# Solved: No Sound In Bioshock Suddenly



## DarkMan_X (Aug 9, 2000)

Ok. I've had Bioshock up and running for two weeks now. I hadn't played it in the last couple of days, and when I went to start it up last night, I got no sound whatsoever. This isn't the "no sound after the intro movie problem." It's no sound during the videos: the Nvidia video, 2k Games video, etc. I also get no sound in the menus or in the actual game, obviously. 

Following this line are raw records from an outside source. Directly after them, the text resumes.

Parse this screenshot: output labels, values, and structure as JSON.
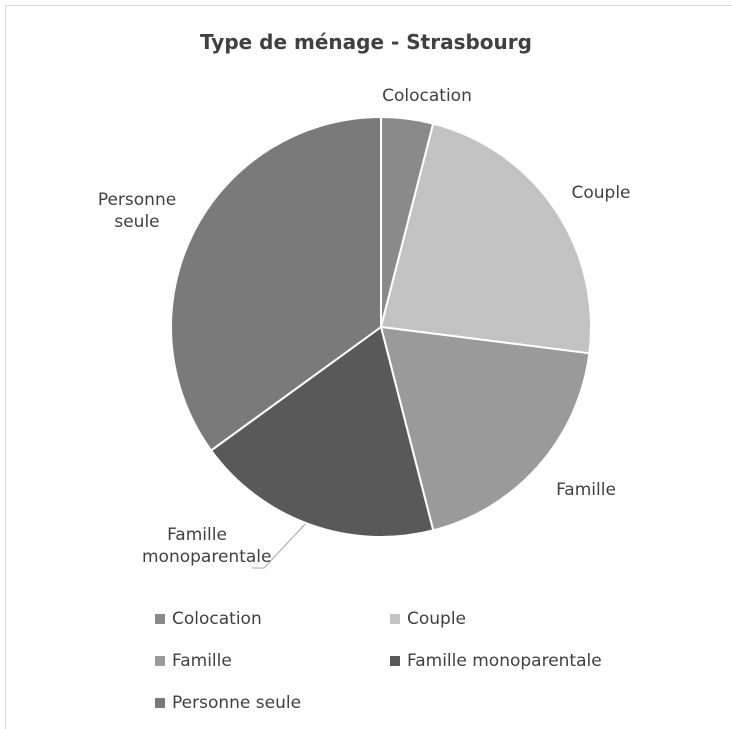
{
  "chart_data": {
    "type": "pie",
    "title": "Type de ménage - Strasbourg",
    "categories": [
      "Colocation",
      "Couple",
      "Famille",
      "Famille monoparentale",
      "Personne seule"
    ],
    "values": [
      4,
      23,
      19,
      19,
      35
    ],
    "colors": [
      "#8a8a8a",
      "#c2c2c2",
      "#9a9a9a",
      "#595959",
      "#7a7a7a"
    ],
    "legend": "bottom"
  }
}
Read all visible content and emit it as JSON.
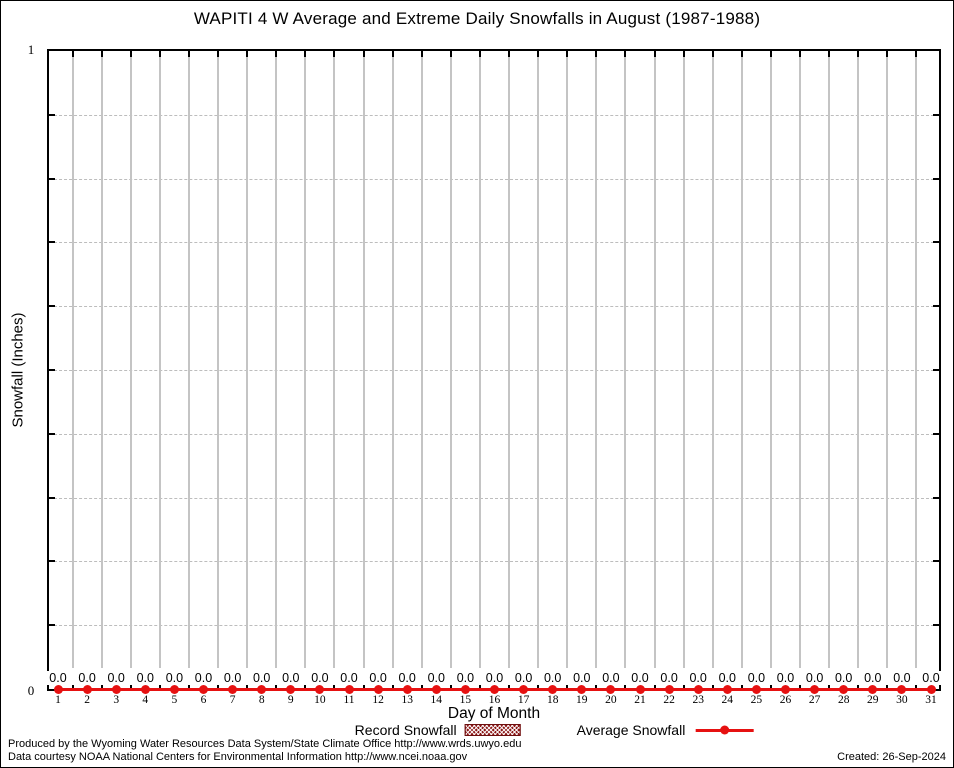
{
  "chart_data": {
    "type": "line",
    "title": "WAPITI 4 W Average and Extreme Daily Snowfalls in August (1987-1988)",
    "xlabel": "Day of Month",
    "ylabel": "Snowfall (Inches)",
    "x": [
      1,
      2,
      3,
      4,
      5,
      6,
      7,
      8,
      9,
      10,
      11,
      12,
      13,
      14,
      15,
      16,
      17,
      18,
      19,
      20,
      21,
      22,
      23,
      24,
      25,
      26,
      27,
      28,
      29,
      30,
      31
    ],
    "ylim": [
      0,
      1
    ],
    "ytick_labels_shown": [
      "0",
      "1"
    ],
    "grid": true,
    "legend_position": "bottom",
    "series": [
      {
        "name": "Record Snowfall",
        "style": "filled-box-hatched",
        "color": "#8b1616",
        "values": [
          0,
          0,
          0,
          0,
          0,
          0,
          0,
          0,
          0,
          0,
          0,
          0,
          0,
          0,
          0,
          0,
          0,
          0,
          0,
          0,
          0,
          0,
          0,
          0,
          0,
          0,
          0,
          0,
          0,
          0,
          0
        ]
      },
      {
        "name": "Average Snowfall",
        "style": "line-with-points",
        "color": "#e61111",
        "values": [
          0,
          0,
          0,
          0,
          0,
          0,
          0,
          0,
          0,
          0,
          0,
          0,
          0,
          0,
          0,
          0,
          0,
          0,
          0,
          0,
          0,
          0,
          0,
          0,
          0,
          0,
          0,
          0,
          0,
          0,
          0
        ]
      }
    ],
    "point_labels": [
      "0.0",
      "0.0",
      "0.0",
      "0.0",
      "0.0",
      "0.0",
      "0.0",
      "0.0",
      "0.0",
      "0.0",
      "0.0",
      "0.0",
      "0.0",
      "0.0",
      "0.0",
      "0.0",
      "0.0",
      "0.0",
      "0.0",
      "0.0",
      "0.0",
      "0.0",
      "0.0",
      "0.0",
      "0.0",
      "0.0",
      "0.0",
      "0.0",
      "0.0",
      "0.0",
      "0.0"
    ]
  },
  "axes": {
    "y_top_label": "1",
    "y_bottom_label": "0"
  },
  "legend": {
    "record_label": "Record Snowfall",
    "average_label": "Average Snowfall"
  },
  "footer": {
    "line1": "Produced by the Wyoming Water Resources Data System/State Climate Office http://www.wrds.uwyo.edu",
    "line2": "Data courtesy NOAA National Centers for Environmental Information http://www.ncei.noaa.gov",
    "created": "Created: 26-Sep-2024"
  },
  "colors": {
    "line_red": "#e61111",
    "record_dark_red": "#8b1616",
    "gridline_gray": "#c4c4c4",
    "axis_black": "#000000",
    "background": "#ffffff"
  }
}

My first thought was that some other program was hijacking my audio so that Bioshock couldn't use it. However, I opened up iTunes and successfully played a song. I also opened up Tiger Woods 08 and had sound there. What gives?

Any ideas?


----------



## DarkMan_X (Aug 9, 2000)

Nobody?

I've updated to v1.1 of Bioshock, but the problem persists. The only thing I can think of that I did before this happened was that I rolled back to WMP 10. Would that have any effect?


----------



## DarkMan_X (Aug 9, 2000)

I just reinstalled WMP 11, and it still doesn't work.


----------



## DarkMan_X (Aug 9, 2000)

Reinstallation of Bioshock also failed to correct the problem.


----------



## DarklykraD (Jan 22, 2008)

Control Panel - Sounds And Audio Devices - volume tab - speaker setting - advanced - performance tab - hardware acceleration set to full and sample quality set to best - ok


----------



## DarkMan_X (Aug 9, 2000)

That was set to that setting, but the problem has now been solved. I installed the most recent audigy drivers (which I already had installed) and that fixed the problem.


----------